Traffic issues dominated the conversation when planners from Emmaus, Upper Milford Township and Lower Macungie Township in Lehigh County met with developers of the proposed 218-home Fields at Indian Creek project Monday night.
While the meeting was called to discuss a proposed emergency access road for police, fire trucks and ambulances off Chestnut Street in Emmaus, the underlying issue was the development’s impact on traffic throughout that area.
The age 55-and-older development is proposed on 72 acres of a former golf course in all three municipalities.
It will be surrounded by Chestnut Street, Cedar Crest Boulevard, Indian Creek Road and the Pennsylvania Turnpike.
Matthew Hunter, chairman of Upper Milford’s planning commission, said he wanted to confine the conversation to emergency access to the site, but that didn’t happen.
The discussion included the developer’s plans to install traffic signals at Chestnut and Allen streets; traffic problems at the intersection of Indian Creek Road/Indian Falls Road and Cedar Crest Boulevard, and even whether the proposed emergency access road should become a main entrance into the development.
While the developer intends for residents of Fields of Indian Creek to walk along that emergency access road to reach nearby shops in Emmaus, a member of the Emmaus Planning Commission noted that will only give them access to shops on one side of Chestnut Street.
During the meeting, it was announced that Upper Milford Township is asking the state Department of Transportation to prohibit people on Indian Falls Road from turning north onto Cedar Crest Boulevard.
And Lower Macungie planning officials said the proposed development will have no benefit to their township, but will only put more traffic on its roads.
Only a small section of the Fields at Indian Creek is in Lower Macungie and none of its homes will be in that township.

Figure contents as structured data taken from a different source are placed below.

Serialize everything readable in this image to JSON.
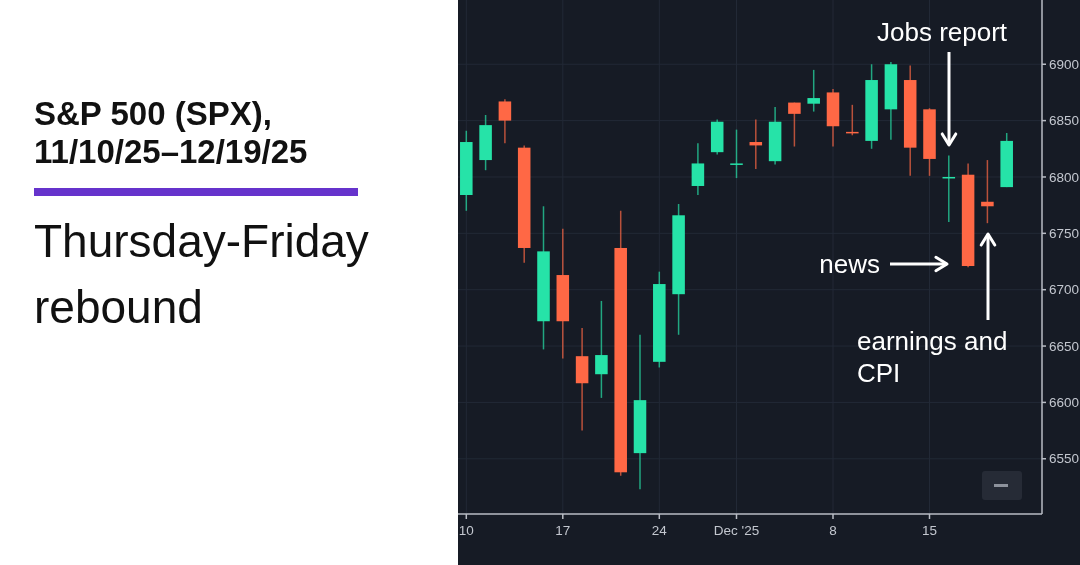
{
  "chart_data": {
    "type": "candlestick",
    "title": "S&P 500 (SPX), 11/10/25–12/19/25",
    "subtitle": "Thursday-Friday rebound",
    "categories": [
      "10",
      null,
      null,
      null,
      null,
      "17",
      null,
      null,
      null,
      null,
      "24",
      null,
      null,
      null,
      "Dec '25",
      null,
      null,
      null,
      null,
      "8",
      null,
      null,
      null,
      null,
      "15",
      null,
      null,
      null,
      null
    ],
    "ohlc": [
      [
        6784,
        6841,
        6770,
        6831
      ],
      [
        6815,
        6855,
        6806,
        6846
      ],
      [
        6867,
        6869,
        6830,
        6850
      ],
      [
        6826,
        6828,
        6724,
        6737
      ],
      [
        6672,
        6774,
        6647,
        6734
      ],
      [
        6713,
        6754,
        6639,
        6672
      ],
      [
        6641,
        6666,
        6575,
        6617
      ],
      [
        6625,
        6690,
        6604,
        6642
      ],
      [
        6737,
        6770,
        6535,
        6538
      ],
      [
        6555,
        6660,
        6523,
        6602
      ],
      [
        6636,
        6716,
        6631,
        6705
      ],
      [
        6696,
        6776,
        6660,
        6766
      ],
      [
        6792,
        6830,
        6784,
        6812
      ],
      [
        6822,
        6851,
        6820,
        6849
      ],
      [
        6811,
        6842,
        6799,
        6812
      ],
      [
        6831,
        6851,
        6807,
        6828
      ],
      [
        6814,
        6862,
        6811,
        6849
      ],
      [
        6866,
        6866,
        6827,
        6856
      ],
      [
        6865,
        6895,
        6858,
        6870
      ],
      [
        6875,
        6878,
        6827,
        6845
      ],
      [
        6840,
        6864,
        6837,
        6839
      ],
      [
        6832,
        6900,
        6825,
        6886
      ],
      [
        6860,
        6902,
        6833,
        6900
      ],
      [
        6886,
        6899,
        6801,
        6826
      ],
      [
        6860,
        6861,
        6801,
        6816
      ],
      [
        6799,
        6819,
        6760,
        6800
      ],
      [
        6802,
        6812,
        6720,
        6721
      ],
      [
        6778,
        6815,
        6759,
        6774
      ],
      [
        6791,
        6839,
        6791,
        6832
      ]
    ],
    "colors": [
      "#26e3a8",
      "#26e3a8",
      "#ff6845",
      "#ff6845",
      "#26e3a8",
      "#ff6845",
      "#ff6845",
      "#26e3a8",
      "#ff6845",
      "#26e3a8",
      "#26e3a8",
      "#26e3a8",
      "#26e3a8",
      "#26e3a8",
      "#26e3a8",
      "#ff6845",
      "#26e3a8",
      "#ff6845",
      "#26e3a8",
      "#ff6845",
      "#ff6845",
      "#26e3a8",
      "#26e3a8",
      "#ff6845",
      "#ff6845",
      "#26e3a8",
      "#ff6845",
      "#ff6845",
      "#26e3a8"
    ],
    "ylim": [
      6501,
      6957
    ],
    "yticks": [
      6550,
      6600,
      6650,
      6700,
      6750,
      6800,
      6850,
      6900
    ],
    "grid": true,
    "annotations": [
      "Jobs report",
      "news",
      "earnings and CPI"
    ]
  }
}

The largest chunk of the property is in Upper Milford, which is why the township’s planning commission hosted the unusual meeting.
Members of the Emmaus Planning Commission attended, as did the chairman of Lower Macungie’s planning commission and that township’s planning director.
Several people who live nearby complained that Fields at Indian Creek will add to already-growing traffic congestion in the area.
“We can’t make one developer responsible for all these regional problems,” said Hunter.
“We’re trying to come up with the best traffic solution we possibly can,” said developer Rick Koze, who owns Kay Builders.
Hunter reminded residents that the proposed development “is a permitted use by right” and, based on sketch plans, it coincides with Upper Milford’s ordinance.
Koze came to the meeting looking for consensus from the planning commissions on traffic and access road issues.
“Those are the two issues we’ve noticed perhaps a disagreement among the municipalities,” explained Atty. John Hacker, Koze’s lawyer.
Koze wanted to make sure all the parties share the same opinion “so we can move forward.”
Last year, Koze expressed hope that he could begin building homes in Fields at Indian Creek this year. Now he hopes it can happen by the middle of next year.
The next steps in the process will be for him to present a preliminary plan to the three municipalities and to submit a traffic impact study to PennDOT.
Koze proposes an emergency access road into the development off Green Drive, behind the Auto Zone store along Chestnut Street in Emmaus.
The 15-foot-wide roadway would include a bridge over Leibert Creek and will be designed to be accessible even during a storm that comes along only once every 100 years, according to Koze.
Planners indicated they want that access road designed so it safe for pedestrians to walk along at the same time it is used by emergency vehicles.